Beijing has strong incentives to take over Taipei. “Unifying” Taiwan with the mainland would be a major boost to the Communist Party’s prestige at home. Not only would it give China a strong foothold in the first island chain which runs through a bunch of islands from the Japanese archipelago to Taiwan, the Philippines, and Borneo, but would also remove the island as a proposed model of a democratic alternative to the Party’s authoritarian rule.
The strategic position that the communist country would gain in Asia would undermine the security of Japan and South Korea while enabling China to display its power into the Western Pacific.

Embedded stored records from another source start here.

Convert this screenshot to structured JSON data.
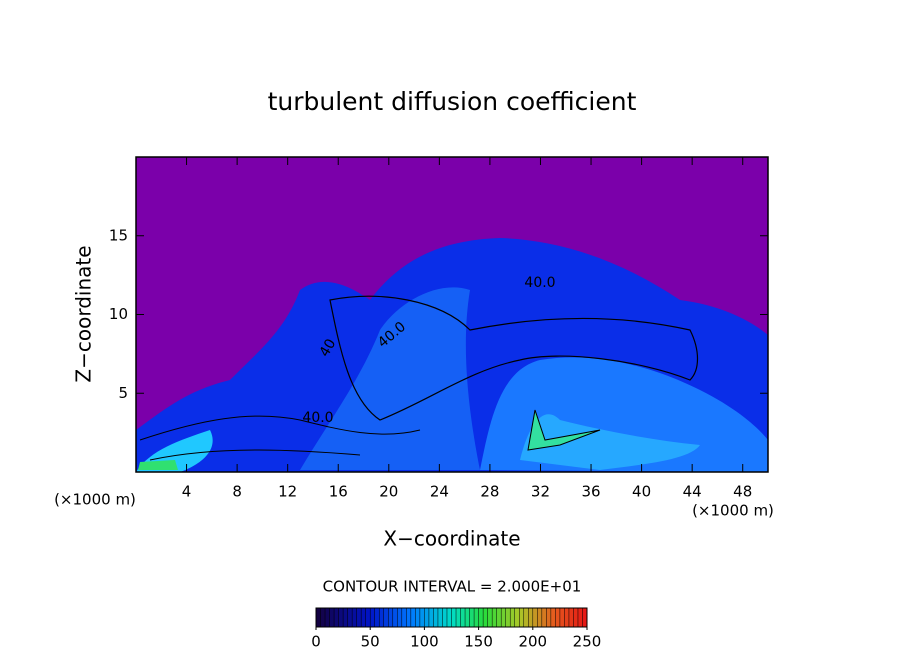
{
  "chart_data": {
    "type": "contour",
    "title": "turbulent diffusion coefficient",
    "xlabel": "X−coordinate",
    "ylabel": "Z−coordinate",
    "x_unit_label": "(×1000 m)",
    "xlim": [
      0,
      50
    ],
    "ylim": [
      0,
      20
    ],
    "xticks": [
      4,
      8,
      12,
      16,
      20,
      24,
      28,
      32,
      36,
      40,
      44,
      48
    ],
    "yticks": [
      5,
      10,
      15
    ],
    "contour_interval_label": "CONTOUR INTERVAL = 2.000E+01",
    "contour_labels": [
      "40.0",
      "40.0",
      "40",
      "40.0"
    ],
    "colorbar": {
      "lim": [
        0,
        250
      ],
      "ticks": [
        0,
        50,
        100,
        150,
        200,
        250
      ]
    },
    "background_color": "#7b00aa"
  }
}
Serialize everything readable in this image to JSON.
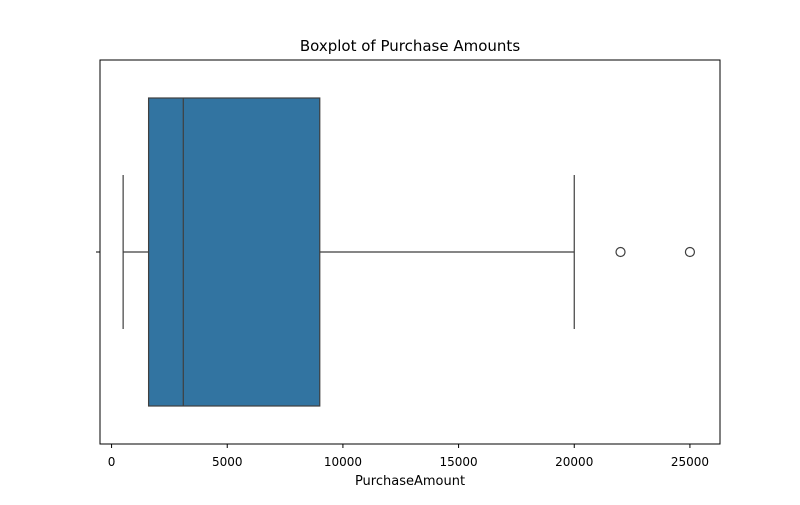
{
  "chart_data": {
    "type": "boxplot",
    "orientation": "horizontal",
    "title": "Boxplot of Purchase Amounts",
    "xlabel": "PurchaseAmount",
    "ylabel": "",
    "xlim": [
      -500,
      26300
    ],
    "xticks": [
      0,
      5000,
      10000,
      15000,
      20000,
      25000
    ],
    "xtick_labels": [
      "0",
      "5000",
      "10000",
      "15000",
      "20000",
      "25000"
    ],
    "grid": false,
    "legend": "none",
    "series": [
      {
        "whisker_low": 500,
        "q1": 1600,
        "median": 3100,
        "q3": 9000,
        "whisker_high": 20000,
        "outliers": [
          22000,
          25000
        ],
        "color": "#3274a1"
      }
    ]
  }
}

However, Taiwan isn’t waiting to be conquered, It plans on resisting China’s attempt to “seize Taiwan swiftly whilst denying foreign interventions”, by investing in “asymmetric warfare” to make any attack as difficult and costly for China as possible — a watered-down version of the mutually assured destruction doctrine.
Equipping itself to be able to carry out precision strikes by long-range missiles on targets in China and deploying coastal minefields in addition to boosting reserve training are all part of this enhanced effort in building asymmetric warfare capacities.
Military strategists told Reuters that the gray-zone strategy could rain down on Taipei’s resistance – or, it could fall short, perhaps even backfire and lead to the strengthening of the island’s resolve.